I remember vividly the first time I saw Mortal Kombat at the arcade. We had been used to bloodless cartoon violence and then this tidal wave of brutality hit our little eyes and we wanted more. It was a wild reinvention of the genre visually, but the gameplay was much the same.
Mortal Kombat (dir. Simon McQuoid) has a difficult challenge. Does It have to appease the loyalists that played the game years ago? Does it attempt to make a film that keeps the action fans happy? Does it just have to be a good video game adaption? Is it all three?

The film immediately plunged into the goodwill of the game fans and action fans by starting with the classic battle between Scorpion (Hiroyuki Sanada) and Sub-Zero (Joe Taslim) in feudal Japan. This fight sequence is not for the faint of heart. It is brutal. It lives up to the ethos of the game, gore on top of gore. People were looking away from the screen in disgust. So far, so good. until….
It cuts to the modern-day and immediately loses the fans by introducing Cole young (Lewis Tan), a new character created just for the film. He is a human punching bag that is struggling to support his wife and child while getting involved in underground MMA fights.
The film then follows Cole as he learns about the bigger battle going on behind the scenes.
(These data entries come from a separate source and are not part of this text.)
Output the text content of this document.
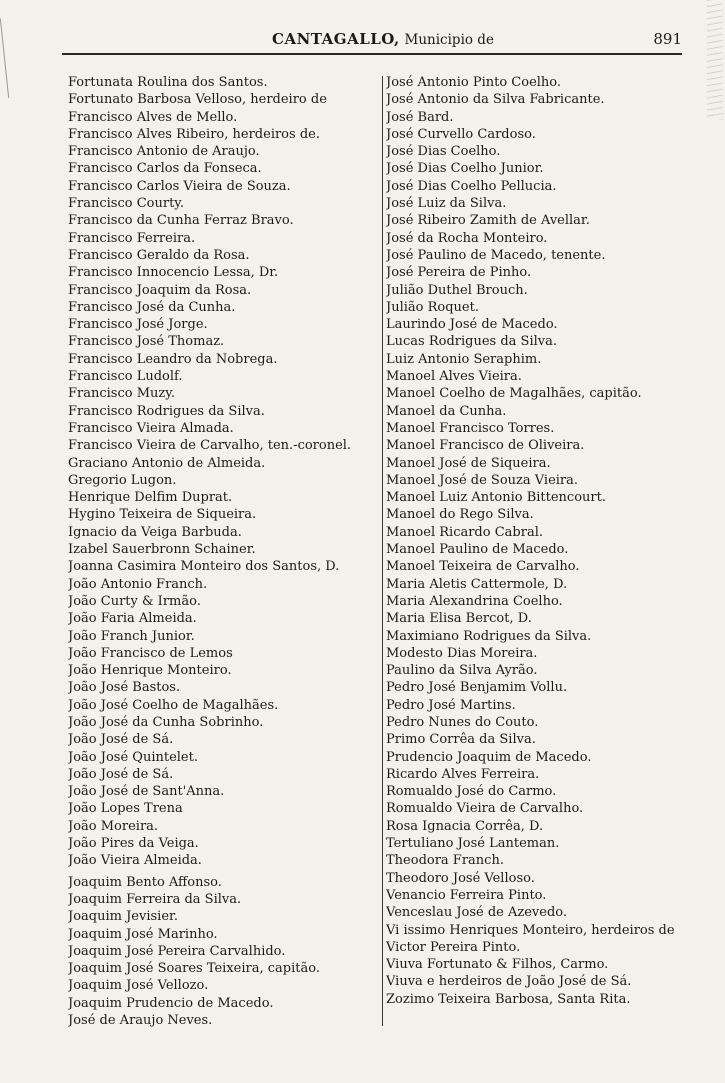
CANTAGALLO, Municipio de	891
Fortunata Roulina dos Santos.
Fortunato Barbosa Velloso, herdeiro de
Francisco Alves de Mello.
Francisco Alves Ribeiro, herdeiros de.
Francisco Antonio de Araujo.
Francisco Carlos da Fonseca.
Francisco Carlos Vieira de Souza.
Francisco Courty.
Francisco da Cunha Ferraz Bravo.
Francisco Ferreira.
Francisco Geraldo da Rosa.
Francisco Innocencio Lessa, Dr.
Francisco Joaquim da Rosa.
Francisco José da Cunha.
Francisco José Jorge.
Francisco José Thomaz.
Francisco Leandro da Nobrega.
Francisco Ludolf.
Francisco Muzy.
Francisco Rodrigues da Silva.
Francisco Vieira Almada.
Francisco Vieira de Carvalho, ten.-coronel.
Graciano Antonio de Almeida.
Gregorio Lugon.
Henrique Delfim Duprat.
Hygino Teixeira de Siqueira.
Ignacio da Veiga Barbuda.
Izabel Sauerbronn Schainer.
Joanna Casimira Monteiro dos Santos, D.
João Antonio Franch.
João Curty & Irmão.
João Faria Almeida.
João Franch Junior.
João Francisco de Lemos
João Henrique Monteiro.
João José Bastos.
João José Coelho de Magalhães.
João José da Cunha Sobrinho.
João José de Sá.
João José Quintelet.
João José de Sá.
João José de Sant'Anna.
João Lopes Trena
João Moreira.
João Pires da Veiga.
João Vieira Almeida.
Joaquim Bento Affonso.
Joaquim Ferreira da Silva.
Joaquim Jevisier.
Joaquim José Marinho.
Joaquim José Pereira Carvalhido.
Joaquim José Soares Teixeira, capitão.
Joaquim José Vellozo.
Joaquim Prudencio de Macedo.
José de Araujo Neves.
José Antonio Pinto Coelho.
José Antonio da Silva Fabricante.
José Bard.
José Curvello Cardoso.
José Dias Coelho.
José Dias Coelho Junior.
José Dias Coelho Pellucia.
José Luiz da Silva.
José Ribeiro Zamith de Avellar.
José da Rocha Monteiro.
José Paulino de Macedo, tenente.
José Pereira de Pinho.
Julião Duthel Brouch.
Julião Roquet.
Laurindo José de Macedo.
Lucas Rodrigues da Silva.
Luiz Antonio Seraphim.
Manoel Alves Vieira.
Manoel Coelho de Magalhães, capitão.
Manoel da Cunha.
Manoel Francisco Torres.
Manoel Francisco de Oliveira.
Manoel José de Siqueira.
Manoel José de Souza Vieira.
Manoel Luiz Antonio Bittencourt.
Manoel do Rego Silva.
Manoel Ricardo Cabral.
Manoel Paulino de Macedo.
Manoel Teixeira de Carvalho.
Maria Aletis Cattermole, D.
Maria Alexandrina Coelho.
Maria Elisa Bercot, D.
Maximiano Rodrigues da Silva.
Modesto Dias Moreira.
Paulino da Silva Ayrão.
Pedro José Benjamim Vollu.
Pedro José Martins.
Pedro Nunes do Couto.
Primo Corrêa da Silva.
Prudencio Joaquim de Macedo.
Ricardo Alves Ferreira.
Romualdo José do Carmo.
Romualdo Vieira de Carvalho.
Rosa Ignacia Corrêa, D.
Tertuliano José Lanteman.
Theodora Franch.
Theodoro José Velloso.
Venancio Ferreira Pinto.
Venceslau José de Azevedo.
Vi issimo Henriques Monteiro, herdeiros de
Victor Pereira Pinto.
Viuva Fortunato & Filhos, Carmo.
Viuva e herdeiros de João José de Sá.
Zozimo Teixeira Barbosa, Santa Rita.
The control for Earth is in the balance. Mortal Kombat is a fighting tournament between the many realms, Earth just happens to be one.

This info dump requires a lot of exposition but it’s done quite well with the introduction of Kano, played by Australian Josh Lawson. He steals most of the scenes he is in by unleashing a torrent of insulting barbs that were equally crass and funny. He is the person having the most fun and I think who the audience identifies with the most. At one point another character shoots fire from their hands, and he asks when is he going to learn that. He is really responding to the absurdity of the situation he is facing.
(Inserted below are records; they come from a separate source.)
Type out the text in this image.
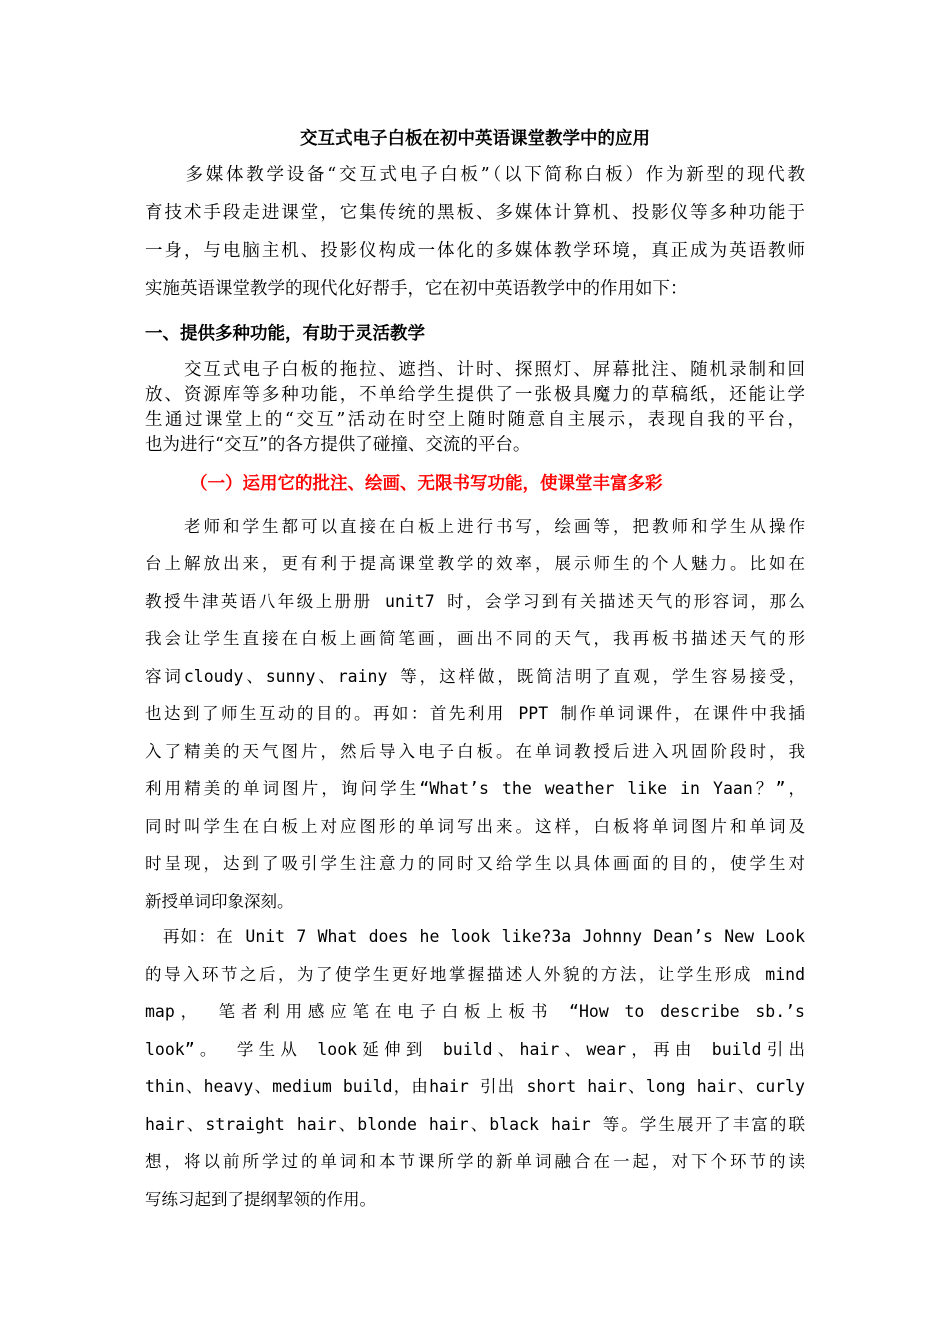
交互式电子白板在初中英语课堂教学中的应用
　　多媒体教学设备“交互式电子白板”（以下简称白板）作为新型的现代教
育技术手段走进课堂，它集传统的黑板、多媒体计算机、投影仪等多种功能于
一身，与电脑主机、投影仪构成一体化的多媒体教学环境，真正成为英语教师
实施英语课堂教学的现代化好帮手，它在初中英语教学中的作用如下：
一、提供多种功能，有助于灵活教学
　　交互式电子白板的拖拉、遮挡、计时、探照灯、屏幕批注、随机录制和回
放、资源库等多种功能，不单给学生提供了一张极具魔力的草稿纸，还能让学
生通过课堂上的“交互”活动在时空上随时随意自主展示，表现自我的平台，
也为进行“交互”的各方提供了碰撞、交流的平台。
（一）运用它的批注、绘画、无限书写功能，使课堂丰富多彩
　　老师和学生都可以直接在白板上进行书写，绘画等，把教师和学生从操作
台上解放出来，更有利于提高课堂教学的效率，展示师生的个人魅力。比如在
教授牛津英语八年级上册册 unit7 时，会学习到有关描述天气的形容词，那么
我会让学生直接在白板上画简笔画，画出不同的天气，我再板书描述天气的形
容词cloudy、sunny、rainy 等，这样做，既简洁明了直观，学生容易接受，
也达到了师生互动的目的。再如：首先利用 PPT 制作单词课件，在课件中我插
入了精美的天气图片，然后导入电子白板。在单词教授后进入巩固阶段时，我
利用精美的单词图片，询问学生“What’s the weather like in Yaan？”，
同时叫学生在白板上对应图形的单词写出来。这样，白板将单词图片和单词及
时呈现，达到了吸引学生注意力的同时又给学生以具体画面的目的，使学生对
新授单词印象深刻。
　再如：在 Unit 7 What does he look like?3a Johnny Dean’s New Look
的导入环节之后，为了使学生更好地掌握描述人外貌的方法，让学生形成 mind
map， 笔者利用感应笔在电子白板上板书 “How to describe sb.’s
look”。 学生从 look延伸到 build、hair、wear，再由 build引出
thin、heavy、medium build，由hair 引出 short hair、long hair、curly
hair、straight hair、blonde hair、black hair 等。学生展开了丰富的联
想，将以前所学过的单词和本节课所学的新单词融合在一起，对下个环节的读
写练习起到了提纲挈领的作用。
The film then progresses with breaking a lot of its own rules that it set up for itself as it tumbles towards the final fight of the film and if Earth wins or loses. The fight scenes are a mixed bag, some a good, others a bit of a CGI mess, while others are inventive and fun.
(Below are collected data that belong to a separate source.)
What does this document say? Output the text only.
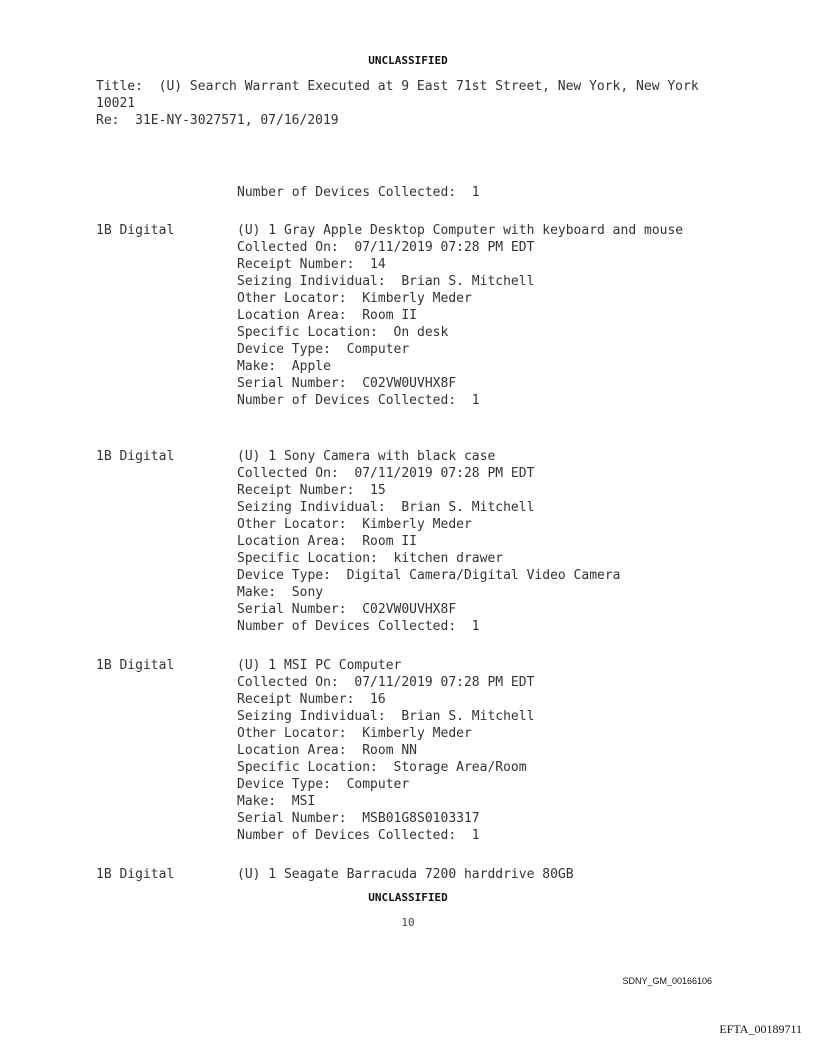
UNCLASSIFIED
Title:  (U) Search Warrant Executed at 9 East 71st Street, New York, New York 10021
Re:  31E-NY-3027571, 07/16/2019
Number of Devices Collected:  1
1B Digital	(U) 1 Gray Apple Desktop Computer with keyboard and mouse
Collected On:  07/11/2019 07:28 PM EDT
Receipt Number:  14
Seizing Individual:  Brian S. Mitchell
Other Locator:  Kimberly Meder
Location Area:  Room II
Specific Location:  On desk
Device Type:  Computer
Make:  Apple
Serial Number:  C02VW0UVHX8F
Number of Devices Collected:  1
1B Digital	(U) 1 Sony Camera with black case
Collected On:  07/11/2019 07:28 PM EDT
Receipt Number:  15
Seizing Individual:  Brian S. Mitchell
Other Locator:  Kimberly Meder
Location Area:  Room II
Specific Location:  kitchen drawer
Device Type:  Digital Camera/Digital Video Camera
Make:  Sony
Serial Number:  C02VW0UVHX8F
Number of Devices Collected:  1
1B Digital	(U) 1 MSI PC Computer
Collected On:  07/11/2019 07:28 PM EDT
Receipt Number:  16
Seizing Individual:  Brian S. Mitchell
Other Locator:  Kimberly Meder
Location Area:  Room NN
Specific Location:  Storage Area/Room
Device Type:  Computer
Make:  MSI
Serial Number:  MSB01G8S0103317
Number of Devices Collected:  1
1B Digital	(U) 1 Seagate Barracuda 7200 harddrive 80GB
UNCLASSIFIED
10
SDNY_GM_00166106
EFTA_00189711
As a Mortal Kombat film, I think maybe 6.5, it didn’t really nail the lore of the games, and after so many games there is a lot of lore they could have drawn upon. It wasn’t an amazing action film. Some fights were good, others blah. As a video game movie adaption, it actually might be the best one, but that isn’t a very high bar to beat. As a big dumb action film that knows its a big dumb action film, then I think yeah, it was a bit of fun, especially Kano.